Courts have likewise been slow to come to grips with many disclosure problems posed by class actions. Bay Area attorney Lawrence Schonbrun has battled for years to overcome the tendency of settlements to keep secret such matters as where fees are coming from and which lawyers will get them, and the extent to which actual payouts from common funds correspond with original projections on which courts based their approval of a settlement.

Fuller information about lawyers—their finances, methods of client recruitment and witness preparation—would also be of keen interest to many judges and juries. Current trial practice already encourages questioning expert witnesses on financial emoluments that might cloud their judgment. Yet exactly such emoluments can cloud the opinions of the lawyers who are even more central in the persuading. In understanding why an attorney construing his opponent's conduct seems to be steering them toward liability theory A and away from equally damning liability theory B, for example, jurors might find it helpful to know that theory A but not theory B triggers a statutory fee entitlement to the prevailing attorney. Increasingly, defense as well as plaintiff's lawyers are accepting contingent fees; jurors might find it valuable to learn which lawyers are arguing on this basis, just as they benefit by knowing whether an investment advisor or car salesman is receiving a commission or operating on flat salary.

Then there's the need for overall data collection. In recent years defenders of the litigation industry have selectively cited data from various sources by way of arguing that the industry's activities have plateaued: the litigation boom, they argue, is correcting itself. Are they right? Lawmakers should take care that in an era of limited data budgets they do not wind up paying for a whitewash. The American Bar Association and academic commentators who've consistently minimized concern over litigation have been positioning themselves to supply the personnel and marching orders for data collection efforts if Congress is unwary enough to let them. If the foxes are allowed to set up the video cameras in front of the coops, it is fairly certain that the tape will not catch them doing any fowlsnatching.

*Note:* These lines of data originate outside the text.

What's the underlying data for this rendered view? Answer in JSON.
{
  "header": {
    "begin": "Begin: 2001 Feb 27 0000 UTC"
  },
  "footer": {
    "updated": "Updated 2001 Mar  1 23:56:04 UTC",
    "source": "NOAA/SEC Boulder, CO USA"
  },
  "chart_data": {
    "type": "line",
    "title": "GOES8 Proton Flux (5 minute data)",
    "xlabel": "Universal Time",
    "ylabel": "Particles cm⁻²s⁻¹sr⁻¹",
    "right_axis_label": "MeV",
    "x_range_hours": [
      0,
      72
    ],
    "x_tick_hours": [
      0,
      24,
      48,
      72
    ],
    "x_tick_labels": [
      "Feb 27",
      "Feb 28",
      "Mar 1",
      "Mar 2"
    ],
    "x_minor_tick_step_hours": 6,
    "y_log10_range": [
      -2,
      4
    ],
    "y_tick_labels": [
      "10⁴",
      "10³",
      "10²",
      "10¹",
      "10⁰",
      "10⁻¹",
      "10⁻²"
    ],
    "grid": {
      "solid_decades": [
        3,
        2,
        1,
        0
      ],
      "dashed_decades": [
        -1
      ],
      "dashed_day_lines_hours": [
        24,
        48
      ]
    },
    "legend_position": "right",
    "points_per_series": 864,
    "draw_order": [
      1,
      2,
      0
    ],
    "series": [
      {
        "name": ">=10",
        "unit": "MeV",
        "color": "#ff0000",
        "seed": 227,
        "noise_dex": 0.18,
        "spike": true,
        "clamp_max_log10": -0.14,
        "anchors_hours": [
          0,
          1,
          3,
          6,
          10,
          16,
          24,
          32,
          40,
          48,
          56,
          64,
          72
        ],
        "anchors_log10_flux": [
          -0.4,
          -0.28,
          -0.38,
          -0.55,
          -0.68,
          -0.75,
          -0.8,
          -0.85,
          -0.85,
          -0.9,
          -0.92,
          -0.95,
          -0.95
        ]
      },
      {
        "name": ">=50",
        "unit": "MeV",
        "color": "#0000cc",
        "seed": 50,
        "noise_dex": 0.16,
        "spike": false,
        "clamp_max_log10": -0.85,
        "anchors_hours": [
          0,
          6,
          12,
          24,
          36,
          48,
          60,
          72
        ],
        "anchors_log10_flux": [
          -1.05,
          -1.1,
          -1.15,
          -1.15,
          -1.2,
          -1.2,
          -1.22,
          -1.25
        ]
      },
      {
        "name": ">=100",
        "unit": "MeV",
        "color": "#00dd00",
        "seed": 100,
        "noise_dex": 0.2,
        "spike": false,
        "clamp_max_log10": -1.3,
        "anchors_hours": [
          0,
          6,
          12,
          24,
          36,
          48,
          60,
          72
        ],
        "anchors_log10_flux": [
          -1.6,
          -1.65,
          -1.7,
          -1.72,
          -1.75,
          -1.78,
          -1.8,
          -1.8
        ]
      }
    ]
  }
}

One big step forward is a push in Congress for Form 1099 reporting of lawyers' contingency income (law salaries and consulting fees are already subject to reporting). Although one might assume attorneys would have a very high rate of tax compliance given their familiarity with the law, the IRS's Project Esquire found otherwise: around 10 percent did not even file returns.

As legal reform proceeds, expect more proposals for fuller disclosure. One important measure is S. 300, sponsored by Senators Spence Abraham (RMich.) and Mitch McConnell (RKy.). Disclosure is a central tenet of its "earlyoffer" provisions which seek to aid clients by identifying for their benefit how much of a settlement offer is "on the table" and how much of any claim therefore remains in dispute.

Better disclosure of the operations and growth of the litigation industry will furnish new raw material for reformist energy. It will make it easier, for example, for antitrust investigators to reach an informed judgment as to whether conscious parallelism in the setting of fees is consistent with current federal law. It will reveal patterns of abuse that could help energize bar and statecourt disciplinary panels, now often derided as toothless. It will help resolve policy debates about the size and growth of the litigation sector. And it will also increase the amount of rough justice in the world—since those who live by extracting disclosures from others can hardly object if they're asked to start making disclosures of their own.